Stock Trade of the Week: iRobot (IRBT)

iRobot (Nasdaq: IRBT) – iRobot builds and sells robots for consumer use. The company is probably best known for its robotic vacuum Roomba, but it also offers automatic floor mopping robots as well as robotic pool cleaners. The company was founded in 1990 and is headquartered in Bedford, Massachusetts.

iRobot has seen its earnings grow by an average of 32% per year over the last three years while sales have grown at a rate of 24% during the same time period. Earnings did decline by 8% in the first quarter and that is on a year over year basis.

Analysts expect earnings to grow at a rate of 18% per year over the next five years.

The management efficiency ratings for iRobot are solid for a growth oriented stock.

The return on equity is at 19.2% and a profit margin of 11.2%.

It is also worth noting that the company doesn’t have any long term debt.

One of the biggest attractions to the stock is the pessimistic sentiment readings.

There are nine analysts following the stock and eight of the nine have the stock rated as a “hold”.

There is only one “buy” rating on the stock at this time.

The company also shows extreme pessimism from the short selling crowd with a short interest ratio of 19.4. There are 8.5 million shares sold short and the average daily trading volume is just under 500K shares per day. The current short interest ratio is the highest reading of the past year.

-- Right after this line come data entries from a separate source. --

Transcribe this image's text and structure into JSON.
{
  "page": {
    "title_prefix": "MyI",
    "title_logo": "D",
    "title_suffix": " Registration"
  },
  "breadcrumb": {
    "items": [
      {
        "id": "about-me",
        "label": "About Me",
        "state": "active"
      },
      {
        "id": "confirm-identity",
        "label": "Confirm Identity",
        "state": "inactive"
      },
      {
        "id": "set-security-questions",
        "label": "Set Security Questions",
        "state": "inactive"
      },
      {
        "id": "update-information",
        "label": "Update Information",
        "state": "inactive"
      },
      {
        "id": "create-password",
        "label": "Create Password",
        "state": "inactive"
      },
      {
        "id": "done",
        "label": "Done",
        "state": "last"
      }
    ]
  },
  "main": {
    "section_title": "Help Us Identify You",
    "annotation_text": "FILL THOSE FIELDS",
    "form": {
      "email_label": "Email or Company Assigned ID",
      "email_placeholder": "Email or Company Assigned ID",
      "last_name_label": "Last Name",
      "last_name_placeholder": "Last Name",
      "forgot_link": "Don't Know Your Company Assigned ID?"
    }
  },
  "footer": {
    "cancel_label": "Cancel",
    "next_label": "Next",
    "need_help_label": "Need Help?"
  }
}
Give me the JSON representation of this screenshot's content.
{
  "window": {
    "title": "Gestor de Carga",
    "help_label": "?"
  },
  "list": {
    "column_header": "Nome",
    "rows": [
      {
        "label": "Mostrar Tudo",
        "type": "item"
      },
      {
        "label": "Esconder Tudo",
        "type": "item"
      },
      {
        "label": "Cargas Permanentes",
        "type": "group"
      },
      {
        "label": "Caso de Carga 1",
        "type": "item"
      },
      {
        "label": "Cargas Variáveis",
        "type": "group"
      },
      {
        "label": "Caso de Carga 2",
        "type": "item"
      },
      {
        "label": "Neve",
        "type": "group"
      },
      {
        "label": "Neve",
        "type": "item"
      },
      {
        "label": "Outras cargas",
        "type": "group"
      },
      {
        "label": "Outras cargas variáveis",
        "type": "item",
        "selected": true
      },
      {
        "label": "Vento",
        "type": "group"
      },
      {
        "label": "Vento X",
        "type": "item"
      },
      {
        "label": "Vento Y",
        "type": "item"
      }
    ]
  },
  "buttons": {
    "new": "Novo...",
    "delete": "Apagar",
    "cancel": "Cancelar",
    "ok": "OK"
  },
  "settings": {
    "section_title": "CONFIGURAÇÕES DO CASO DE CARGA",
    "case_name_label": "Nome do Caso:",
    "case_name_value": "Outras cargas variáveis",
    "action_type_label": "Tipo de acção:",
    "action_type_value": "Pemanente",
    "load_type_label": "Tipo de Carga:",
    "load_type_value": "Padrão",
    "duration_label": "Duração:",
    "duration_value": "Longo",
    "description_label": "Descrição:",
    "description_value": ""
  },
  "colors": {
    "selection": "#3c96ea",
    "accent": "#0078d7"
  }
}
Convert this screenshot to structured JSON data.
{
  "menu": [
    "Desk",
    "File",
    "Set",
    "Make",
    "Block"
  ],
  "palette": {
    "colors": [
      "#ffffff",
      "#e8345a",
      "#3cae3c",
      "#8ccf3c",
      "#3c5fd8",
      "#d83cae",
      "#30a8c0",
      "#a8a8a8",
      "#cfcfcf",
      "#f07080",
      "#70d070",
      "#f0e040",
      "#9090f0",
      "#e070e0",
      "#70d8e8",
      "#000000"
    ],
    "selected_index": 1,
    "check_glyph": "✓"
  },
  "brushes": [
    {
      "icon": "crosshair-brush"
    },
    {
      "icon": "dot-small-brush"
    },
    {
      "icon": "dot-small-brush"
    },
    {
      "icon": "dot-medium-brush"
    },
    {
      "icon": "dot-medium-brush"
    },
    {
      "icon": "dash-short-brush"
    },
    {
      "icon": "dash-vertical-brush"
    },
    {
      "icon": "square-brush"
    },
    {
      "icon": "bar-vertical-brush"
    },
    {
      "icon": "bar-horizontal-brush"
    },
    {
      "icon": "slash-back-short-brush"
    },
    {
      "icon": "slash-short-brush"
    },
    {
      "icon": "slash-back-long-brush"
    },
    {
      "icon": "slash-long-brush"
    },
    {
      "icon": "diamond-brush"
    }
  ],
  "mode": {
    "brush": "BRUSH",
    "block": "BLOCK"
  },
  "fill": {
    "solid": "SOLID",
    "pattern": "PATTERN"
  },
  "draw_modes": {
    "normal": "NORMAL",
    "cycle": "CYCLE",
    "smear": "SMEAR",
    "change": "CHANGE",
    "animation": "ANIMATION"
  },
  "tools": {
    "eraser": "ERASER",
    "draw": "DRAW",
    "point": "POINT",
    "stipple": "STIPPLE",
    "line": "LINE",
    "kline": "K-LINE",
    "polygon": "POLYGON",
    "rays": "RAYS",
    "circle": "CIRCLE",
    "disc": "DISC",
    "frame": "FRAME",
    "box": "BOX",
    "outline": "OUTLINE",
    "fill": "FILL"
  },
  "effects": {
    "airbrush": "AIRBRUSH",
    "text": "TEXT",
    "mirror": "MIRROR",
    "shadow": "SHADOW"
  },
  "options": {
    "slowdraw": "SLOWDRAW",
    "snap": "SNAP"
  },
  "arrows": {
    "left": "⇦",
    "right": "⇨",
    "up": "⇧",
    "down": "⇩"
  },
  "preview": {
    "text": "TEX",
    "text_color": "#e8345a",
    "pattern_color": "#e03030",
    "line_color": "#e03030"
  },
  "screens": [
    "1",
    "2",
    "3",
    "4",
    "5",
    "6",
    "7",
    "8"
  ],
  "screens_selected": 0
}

We see on the chart that iRobot has been trending higher for several years, but what really stands out is the trend channel that has formed over the last year and a half. We see that the lows from the second quarter of 2018 connect with the low from December to form the lower rail and the parallel upper rail connects the highs from the Q3 ’18 and the high from February.

With the stock hovering near the lower rail of the channel and with the weekly stochastic readings in oversold territory, it looks like an excellent buying opportunity at this time.

Suggested strategy: Buy IRBT with a maximum entry price of $94.00. I would set a target of at least $120 over the next 12 months. I would suggest a stop loss at the $60.35 level.